Clayton noticed an interesting trend among digital lending entrepreneurs that should be a cautionary tale for others seeking to enter the space. “There was a wave a few years ago where every single founder story was something like this: Well, I moved out of San Francisco to Denver, and I bought a house and it was a really painful process. So I am going to reinvent housing,” he describes. “Another person who has no knowledge of the complexities of the housing ecosystem got their first mortgage, and now they're ready to completely flip the whole industry on its head. Those stories, they're entertaining, and they play well, but when we talk about the complexity and interconnected nature of the housing market, I think it takes a very well researched business plan, the right experienced operators, and the right capital behind any technology business in mortgage housing to really reach the next stage and start to make an impact.”

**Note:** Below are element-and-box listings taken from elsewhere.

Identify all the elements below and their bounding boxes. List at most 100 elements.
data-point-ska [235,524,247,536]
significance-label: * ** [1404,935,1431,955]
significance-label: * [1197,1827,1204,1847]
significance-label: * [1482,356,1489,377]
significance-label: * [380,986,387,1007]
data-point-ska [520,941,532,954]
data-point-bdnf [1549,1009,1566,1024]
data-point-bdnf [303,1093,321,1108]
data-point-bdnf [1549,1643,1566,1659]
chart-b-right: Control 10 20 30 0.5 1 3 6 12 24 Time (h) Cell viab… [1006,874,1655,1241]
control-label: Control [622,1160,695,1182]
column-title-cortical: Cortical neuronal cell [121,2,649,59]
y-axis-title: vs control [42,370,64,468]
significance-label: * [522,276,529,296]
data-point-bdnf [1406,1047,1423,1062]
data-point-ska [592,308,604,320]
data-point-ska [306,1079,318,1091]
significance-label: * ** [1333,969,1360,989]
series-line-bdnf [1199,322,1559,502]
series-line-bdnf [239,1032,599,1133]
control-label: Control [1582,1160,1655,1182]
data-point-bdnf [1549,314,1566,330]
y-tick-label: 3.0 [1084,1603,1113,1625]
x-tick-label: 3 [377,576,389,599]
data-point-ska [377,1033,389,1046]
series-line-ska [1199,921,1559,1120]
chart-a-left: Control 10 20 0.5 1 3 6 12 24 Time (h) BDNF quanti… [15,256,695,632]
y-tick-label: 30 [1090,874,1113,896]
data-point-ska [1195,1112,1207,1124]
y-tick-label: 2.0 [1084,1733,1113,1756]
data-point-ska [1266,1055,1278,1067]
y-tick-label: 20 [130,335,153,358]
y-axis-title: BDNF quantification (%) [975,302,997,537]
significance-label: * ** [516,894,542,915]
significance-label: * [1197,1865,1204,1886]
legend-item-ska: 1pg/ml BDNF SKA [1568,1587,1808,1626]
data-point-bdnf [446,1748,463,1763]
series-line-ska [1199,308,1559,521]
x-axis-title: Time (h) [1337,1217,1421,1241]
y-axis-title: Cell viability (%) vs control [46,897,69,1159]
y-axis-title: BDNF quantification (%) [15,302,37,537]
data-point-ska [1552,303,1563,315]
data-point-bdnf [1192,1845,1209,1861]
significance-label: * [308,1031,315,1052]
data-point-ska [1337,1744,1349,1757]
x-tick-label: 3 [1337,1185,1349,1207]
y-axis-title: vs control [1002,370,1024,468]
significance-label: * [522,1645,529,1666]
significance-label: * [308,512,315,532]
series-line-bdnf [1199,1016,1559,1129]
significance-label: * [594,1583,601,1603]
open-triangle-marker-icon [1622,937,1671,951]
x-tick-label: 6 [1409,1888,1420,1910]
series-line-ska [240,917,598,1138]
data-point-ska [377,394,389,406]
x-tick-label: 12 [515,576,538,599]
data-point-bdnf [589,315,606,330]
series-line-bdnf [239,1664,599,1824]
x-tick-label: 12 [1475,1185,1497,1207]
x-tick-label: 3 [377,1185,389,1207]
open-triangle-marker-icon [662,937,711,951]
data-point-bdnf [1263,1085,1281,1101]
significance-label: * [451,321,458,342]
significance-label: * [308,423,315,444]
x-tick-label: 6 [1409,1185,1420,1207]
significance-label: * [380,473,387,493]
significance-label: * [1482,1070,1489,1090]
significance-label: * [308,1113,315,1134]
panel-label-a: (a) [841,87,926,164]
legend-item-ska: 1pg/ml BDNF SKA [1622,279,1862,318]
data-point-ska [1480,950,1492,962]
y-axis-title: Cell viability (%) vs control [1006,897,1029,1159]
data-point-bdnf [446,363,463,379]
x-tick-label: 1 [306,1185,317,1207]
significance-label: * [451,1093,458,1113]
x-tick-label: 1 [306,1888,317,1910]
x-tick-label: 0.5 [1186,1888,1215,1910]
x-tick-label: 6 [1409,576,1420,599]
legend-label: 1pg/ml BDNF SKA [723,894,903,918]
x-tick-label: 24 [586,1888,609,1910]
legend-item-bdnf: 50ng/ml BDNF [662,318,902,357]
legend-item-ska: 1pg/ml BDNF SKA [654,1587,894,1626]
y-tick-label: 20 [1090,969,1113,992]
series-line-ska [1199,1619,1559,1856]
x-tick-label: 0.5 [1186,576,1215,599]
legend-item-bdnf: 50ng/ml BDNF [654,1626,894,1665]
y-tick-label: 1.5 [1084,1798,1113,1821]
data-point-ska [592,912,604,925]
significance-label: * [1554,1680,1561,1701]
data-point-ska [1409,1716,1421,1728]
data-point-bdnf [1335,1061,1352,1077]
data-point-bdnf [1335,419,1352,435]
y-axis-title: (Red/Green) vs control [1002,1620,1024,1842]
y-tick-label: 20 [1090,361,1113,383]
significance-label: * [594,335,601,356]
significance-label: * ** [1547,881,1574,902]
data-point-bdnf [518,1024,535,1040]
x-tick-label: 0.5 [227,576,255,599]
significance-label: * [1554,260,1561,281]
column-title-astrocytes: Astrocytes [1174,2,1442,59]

“One of the fascinating things about housing is the market changes, it changes a lot. And if you forget to look up and realize what's going on, you can be operating in a really old school fashion really quickly. You see changes in origination volumes, switches between bank and non-bank, you see private investor capital flood in and private investor capital come out. The market dynamics just keep evolving. And I think the successful operators build a balance sheet that can support different market dynamics.”